¿No distinguimos lo pasajero de lo que permanece?
La actualidad, con todo su carácter de anodina, sorprendente, y en algunos casos escandalosa, es la que nos hace reaccionar frente a sucesos, personas e instituciones.
Debiéramos saber en cada caso qué es lo que corresponde a algo superable, pasajero y de moda, y qué aquello que es auténtico, esencial, verdadero… permanente.
Y es que no hay un solo dato en nuestra experiencia humana que nos muestre fehacientemente, científicamente, que la realidad se resuelve en la positividad y que hay motivos de sobra para esperar un principio de discriminación de lo efímero y lo inmutable. Es más, pensamos, que todo se transforma, todo cambia.
Sólo el advenimiento del Acontecimiento por antonomasia, es decir la irrupción de lo eterno en nuestras coordenadas espacio-temporales, el nacimiento del verdadero Dios y verdadero hombre a la vez en una misma persona, ha venido a desbaratar del todo ese destino de lo mudable y finito, principio del relativismo, de la caducidad y la arbitrariedad.
Dependiendo la corriente que sigamos así será nuestra visión de la realidad: o anclada en la esperanza de una resolución positiva, no ingenua, de todo; o bien un destino fatal en el que se camina hacia un mayor desorden y caos.
La acción transformadora del Acontecimiento de Jesucristo ya comienza desde las primeras páginas del Génesis. Es el primer capítulo, el versículo primero nos dice “Al principio creó Dios el cielo y la tierra.” Sólo en el segundo ya reconoce: “La tierra estaba informe y vacía; la tiniebla cubría la superficie del abismo…” pero acto seguido continúa: “…mientras el espíritu de Dios se cernía sobre la faz de las aguas.” Se afirma desde el principio de las Sagradas Escrituras la acción creadora de Dios, y luego relata el caos, para reafirmar de nuevo su presencia espiritual sobre todo. También, después de cada jornada creadora, la expresión “Y vio Dios que era bueno” es motivo para recobrar la esperanza. Y así continuamente, incluso detrás de grandes pecados, errores y faltas de su criatura más acabada, está Dios, como buen Padre para mirar por encima de su frustración con gran misericordia, porque Él sabe esperar el momento propicio para pedir el fruto a su debido tiempo.
Y es que el tiempo y la paciencia de Dios son muy distintos a los nuestros. ¿Cómo podemos entonces procurar vencer nuestra tendencia a la queja, a la negatividad, y ver un poco más, mejor y más alto como la imagen y semejanza que de Dios somos?
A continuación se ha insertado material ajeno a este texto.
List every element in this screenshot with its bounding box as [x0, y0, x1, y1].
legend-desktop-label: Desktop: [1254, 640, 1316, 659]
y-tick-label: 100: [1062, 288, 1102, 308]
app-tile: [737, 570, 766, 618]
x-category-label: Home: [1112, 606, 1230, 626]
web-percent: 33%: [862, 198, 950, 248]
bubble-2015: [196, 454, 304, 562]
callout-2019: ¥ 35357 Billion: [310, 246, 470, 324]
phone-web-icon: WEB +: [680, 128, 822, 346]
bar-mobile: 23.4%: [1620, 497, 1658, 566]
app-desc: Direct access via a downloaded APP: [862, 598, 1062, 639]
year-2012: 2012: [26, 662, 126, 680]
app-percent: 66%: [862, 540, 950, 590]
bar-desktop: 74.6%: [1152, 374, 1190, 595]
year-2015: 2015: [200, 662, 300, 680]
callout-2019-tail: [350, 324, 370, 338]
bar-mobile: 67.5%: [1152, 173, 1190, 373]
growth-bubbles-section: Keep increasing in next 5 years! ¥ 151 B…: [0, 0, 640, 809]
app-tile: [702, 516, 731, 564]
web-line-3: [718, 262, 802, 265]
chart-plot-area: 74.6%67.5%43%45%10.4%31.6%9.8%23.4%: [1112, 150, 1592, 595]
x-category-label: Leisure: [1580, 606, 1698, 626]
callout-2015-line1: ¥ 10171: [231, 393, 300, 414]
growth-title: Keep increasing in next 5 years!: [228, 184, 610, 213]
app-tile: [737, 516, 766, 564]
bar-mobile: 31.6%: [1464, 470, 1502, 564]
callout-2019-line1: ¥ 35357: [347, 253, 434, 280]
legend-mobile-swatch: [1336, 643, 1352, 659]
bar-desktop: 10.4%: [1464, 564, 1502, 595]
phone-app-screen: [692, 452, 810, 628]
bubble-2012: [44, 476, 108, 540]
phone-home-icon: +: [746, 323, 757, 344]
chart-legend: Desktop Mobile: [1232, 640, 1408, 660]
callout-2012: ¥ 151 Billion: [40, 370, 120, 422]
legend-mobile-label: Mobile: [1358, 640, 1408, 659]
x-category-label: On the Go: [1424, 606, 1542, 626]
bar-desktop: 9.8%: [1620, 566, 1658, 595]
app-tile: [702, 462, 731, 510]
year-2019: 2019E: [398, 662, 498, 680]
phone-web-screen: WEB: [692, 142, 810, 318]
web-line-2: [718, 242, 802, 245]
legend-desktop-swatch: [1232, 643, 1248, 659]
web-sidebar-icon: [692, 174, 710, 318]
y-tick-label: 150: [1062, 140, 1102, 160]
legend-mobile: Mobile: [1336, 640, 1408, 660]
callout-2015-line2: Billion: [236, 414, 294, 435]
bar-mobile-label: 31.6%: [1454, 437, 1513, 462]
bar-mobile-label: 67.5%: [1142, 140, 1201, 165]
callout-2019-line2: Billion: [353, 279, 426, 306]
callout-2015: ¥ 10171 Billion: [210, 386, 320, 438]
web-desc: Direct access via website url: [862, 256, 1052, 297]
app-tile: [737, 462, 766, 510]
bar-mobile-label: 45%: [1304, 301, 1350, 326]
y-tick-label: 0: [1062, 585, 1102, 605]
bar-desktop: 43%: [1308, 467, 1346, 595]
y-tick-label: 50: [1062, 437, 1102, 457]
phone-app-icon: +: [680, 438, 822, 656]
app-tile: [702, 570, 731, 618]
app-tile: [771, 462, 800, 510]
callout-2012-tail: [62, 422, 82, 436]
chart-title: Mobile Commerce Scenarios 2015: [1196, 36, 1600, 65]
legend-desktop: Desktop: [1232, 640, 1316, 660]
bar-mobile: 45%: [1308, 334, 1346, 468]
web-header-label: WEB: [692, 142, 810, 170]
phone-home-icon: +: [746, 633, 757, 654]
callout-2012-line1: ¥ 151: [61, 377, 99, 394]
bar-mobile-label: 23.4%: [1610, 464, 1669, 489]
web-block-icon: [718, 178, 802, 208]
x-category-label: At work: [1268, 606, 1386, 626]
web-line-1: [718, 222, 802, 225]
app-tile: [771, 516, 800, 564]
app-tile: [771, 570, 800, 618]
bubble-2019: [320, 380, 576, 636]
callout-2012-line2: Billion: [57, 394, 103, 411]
Veamos nuestra propia historia y cómo Dios ha hecho su aventura de salvación con nuestra vida hasta ahora. Cómo Él ha ido disponiéndolo todo para que, a pesar de las múltiples dificultades que hayamos podido encontrar, haya merecido la pena haber vivido hasta este preciso instante. Porque ¿a ti mismo qué te has dado tú y qué me he dado yo para obtener, confiar o esperar una resolución positiva de todo?
Quizá le hayamos pedido a Dios en más de una ocasión el perdón o el consuelo necesarios para poder seguir, para poder caminar, para poder ser mejores, ¿es que acaso no nos ha respondido ya? ¿es que no hemos sabido leer esas líneas rectas de renglones torcidos tal vez?
Pienso que es muy importante y urgente cambiar nuestra raquítica perspectiva por la de Dios. Pidámosle tener parte en su visión sobre nosotros, nuestra realidad más inmediata, sobre la total, y especialmente aquella que más nos duele o incomoda, que nos hace quejarnos. Ahí necesitamos cambiar la percepción de nuestro tiempo por la suya, la de nuestra razón tan limitada por la suya iluminada plenamente por la fe, la esperanza y el amor, la de nuestra paciencia por la suya.
A modo de resumen: está en nuestras manos pedir lo que nos parece hoy imposible: discernir entre lo pasajero y lo que permanece para siempre, aquello para lo que estamos destinados para toda la eternidad. Vivamos en el tiempo de Dios, vivamos en Su Verdad.